Hujan deras mengguyur di penghujung sore ini. Setelah meeting keduanya akan pulang, tapi hujan deras memaksa mereka untuk duduk lebih lama lagi di restoran itu. Padahal Alan sudah menawarkan Nadya untuk pulang bersama, tapi gadis keras kepala itu tetap ngotot mau naik taksi online saja.
"Sudah belum, ck...lama loh Nad. Saya antar pulang sajalah." Gerutu Alan, dia memang sangat tidak suka menunggu yang tidak jelas seperti ini. Kalau dia cepat sampai di rumah ia akan mengistirahatkan badannya, terlebih persiapan lembur untuk besok.
"Bapak silahkan pulang terlebih dulu saja, Pak. Saya bisa pulang dengan taksi online." Nadya sudah beberapa kali meminta bosnya untuk pulang, ia juga tidak ingin merepotkan Alan. Toh ada taksi online yang siap sedia mengantar, hanya saja keadaan hujan yang membuat pesanan Nadya ditolak beberapa kali.

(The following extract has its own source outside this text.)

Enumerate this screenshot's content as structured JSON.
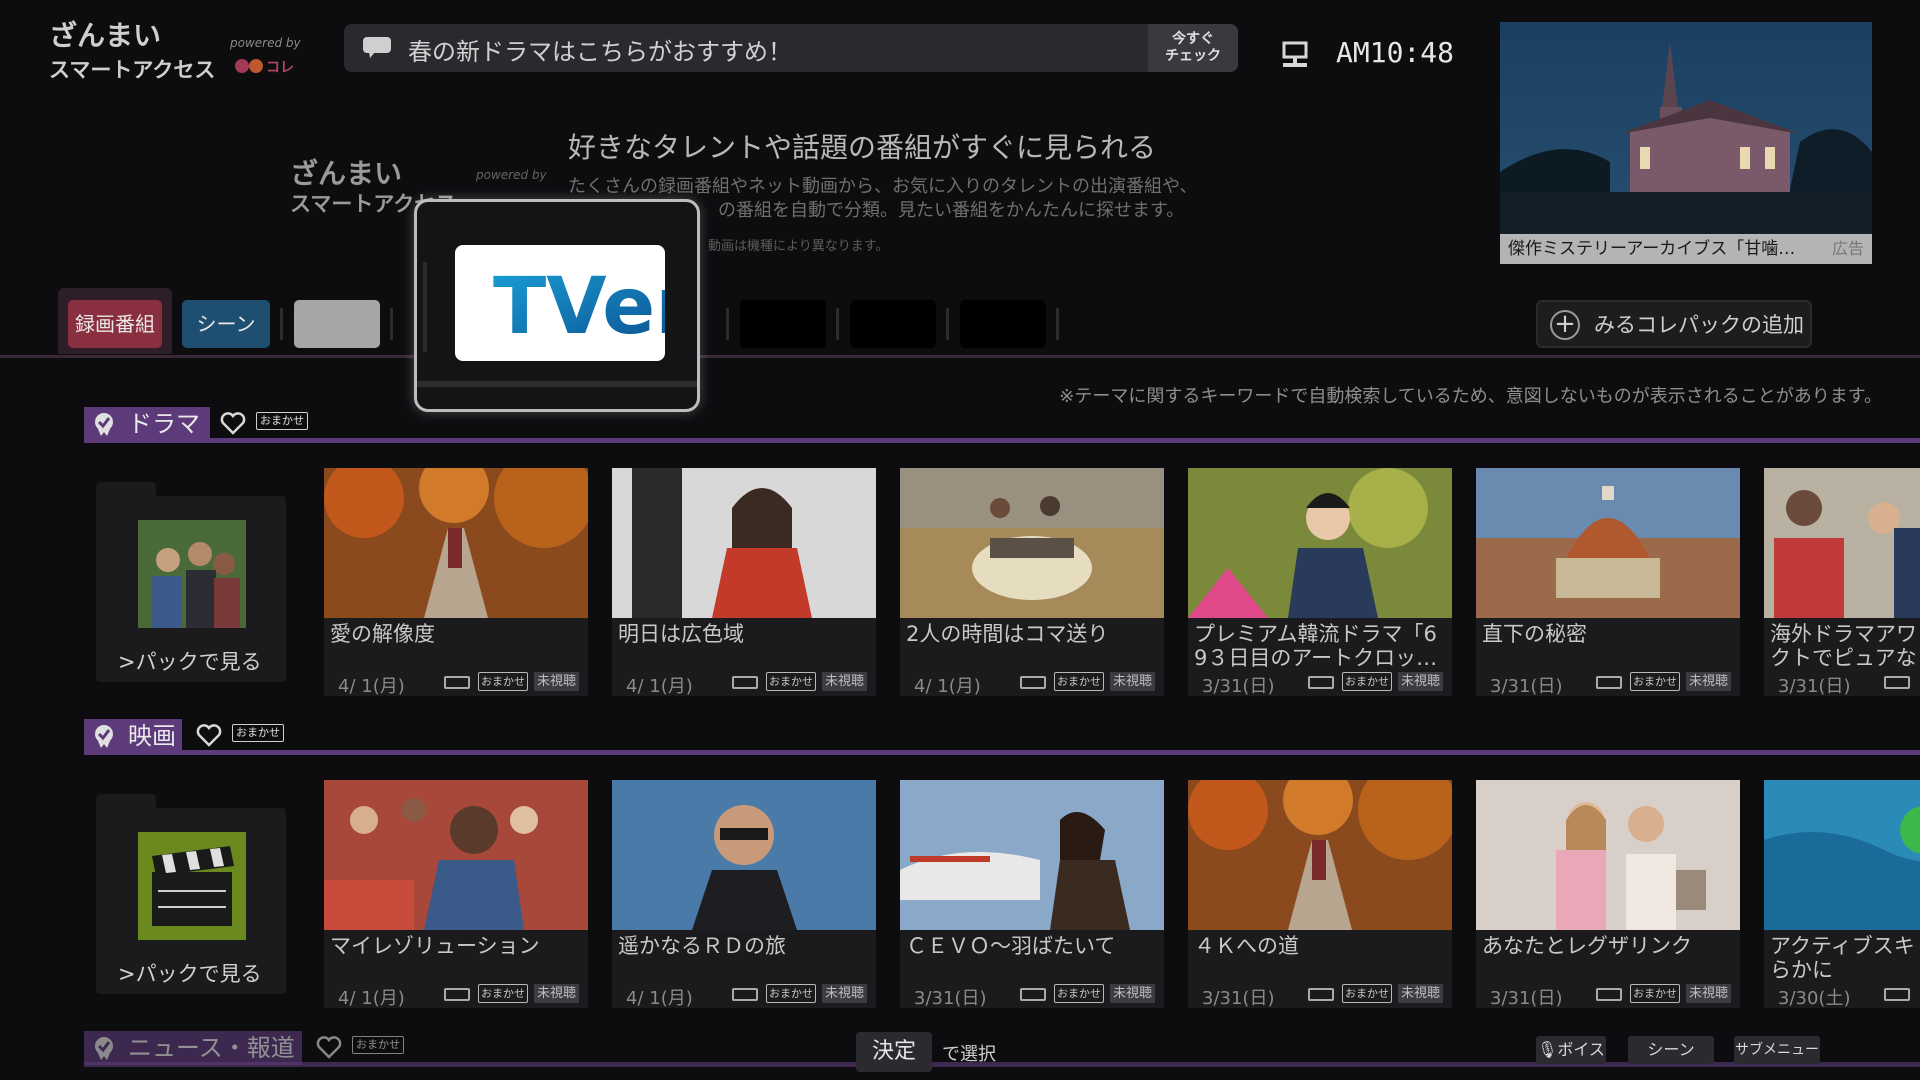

"Trus kamu saya tinggal di sini sendiri? Berani?"
Nadya mengangguk, "Iya, Pak. Saya berani, toh di restoran ini masih ramai pengunjung juga."
"Baiklah kalau begitu. Saya pulang dulu."
"Hati-hati, Pak."
Alan hanya mengetes saja apakah Nadya termasuk perempuan tipe tarik ulur. Bilangnya silahkan tapi mengharap juga untuk dibujuk. Baru dua langkah, Alan menoleh ke arah Nadya yang malah fokus ke ponselnya dan tersenyum, tak ada raut menyesal ditinggal sang bos sendiri.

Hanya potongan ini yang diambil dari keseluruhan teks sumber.